Emma shook his hand, giving him a warm smile that looked very much like her mother’s. “I haven’t seen the sun since 2021,” she deadpanned.
Laughing, Eli reached his hand to Matt, who popped his wired headphones and shook his hand. “I actually don’t think I own shorts. I don’t believe in them.”
Eli laughed. “You’ll change your mind.”
They all had carry-on only, so Eli took Jo Ellen’s bag and they headed back to the parking lot, with Kate chatting about his beautiful design for the Summer House. He let the compliments roll off him, more grateful for her presence than anything.
“So how are things at the beach?” she asked him as they reached Vivien’s SUV.
“Sheer chaos,” he told her, then shared with all of them the madness of event preparation.
All the way back to Gulf Shore Drive, Emma peppered him with questions, her keen intelligence—another thing she’d inherited from her mother—on full display.
Matt was quiet, though he seemed to perk up at the sight of the Gulf. Jo Ellen, next to him in the passenger seat, got more and more slack-jawed as they drove over the Destin bridge toward town.
“Oh, my,” she said on a sigh of mixed emotions. “I remember when this section was nothing but pepper trees and scrub oaks.”

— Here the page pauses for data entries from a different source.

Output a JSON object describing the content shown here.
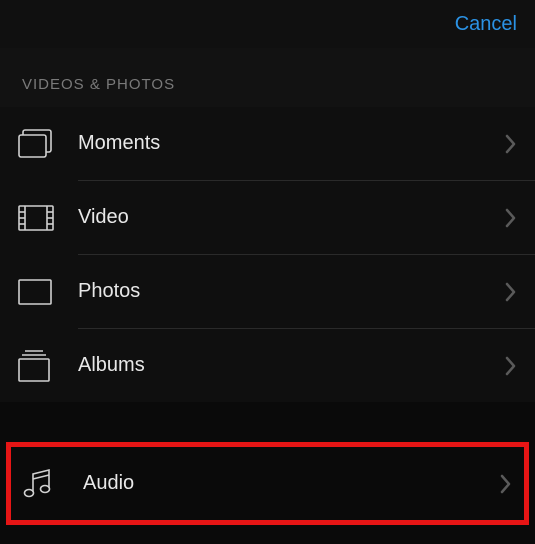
{
  "header": {
    "cancel_label": "Cancel"
  },
  "section": {
    "title": "VIDEOS & PHOTOS"
  },
  "items": [
    {
      "label": "Moments",
      "icon": "moments-icon"
    },
    {
      "label": "Video",
      "icon": "video-icon"
    },
    {
      "label": "Photos",
      "icon": "photos-icon"
    },
    {
      "label": "Albums",
      "icon": "albums-icon"
    }
  ],
  "audio": {
    "label": "Audio",
    "icon": "audio-icon"
  }
}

Eli nodded. “You’ll hardly recognize some parts of Destin. But the white sand? The turquoise water? That never changes. You’ll remember it from all those years when we spent summers here.”
Jo Ellen turned to him, shifting her attention from the scenery to the driver. “I understand Maggie is out of the country.”
And we’re going right there, he thought.
“She’s in the Netherlands. Well, she might be in France now. She went with her gardening club on a spring flower tour.”
“She always could grow things,” Jo Ellen said softly. “We had an apartment together in college and she practically turned the dining room into a greenhouse.”
He slid her a smile, encouraged to hear her talk about her friendship with his mother. He was so used to the very mention of the Wylie name eliciting Maggie’s darkest glare.
It certainly seemed like the profound dislike and distrust only went one way. Which, he guessed, made sense if Artie was the one who turned Roger in to the police.
Her comments opened the door for what he had on his mind from the moment she got off the plane.
“I’m so sorry about your husband,” he said gently. “I loved Uncle Artie. I have some of my best memories of Destin with him.”
She gave him a grateful smile, enough sadness in her eyes that he knew the grief was still raw, even at seven months. Heck, for him, it had been raw at seven years.
And look at Jonah…
“I’m so relieved to hear you say that,” she replied, bringing him back to this conversation. “Under the…well, I’m glad. He liked you so much, Eli.”
Eli just nodded and navigated traffic, not sure what else could or should be said.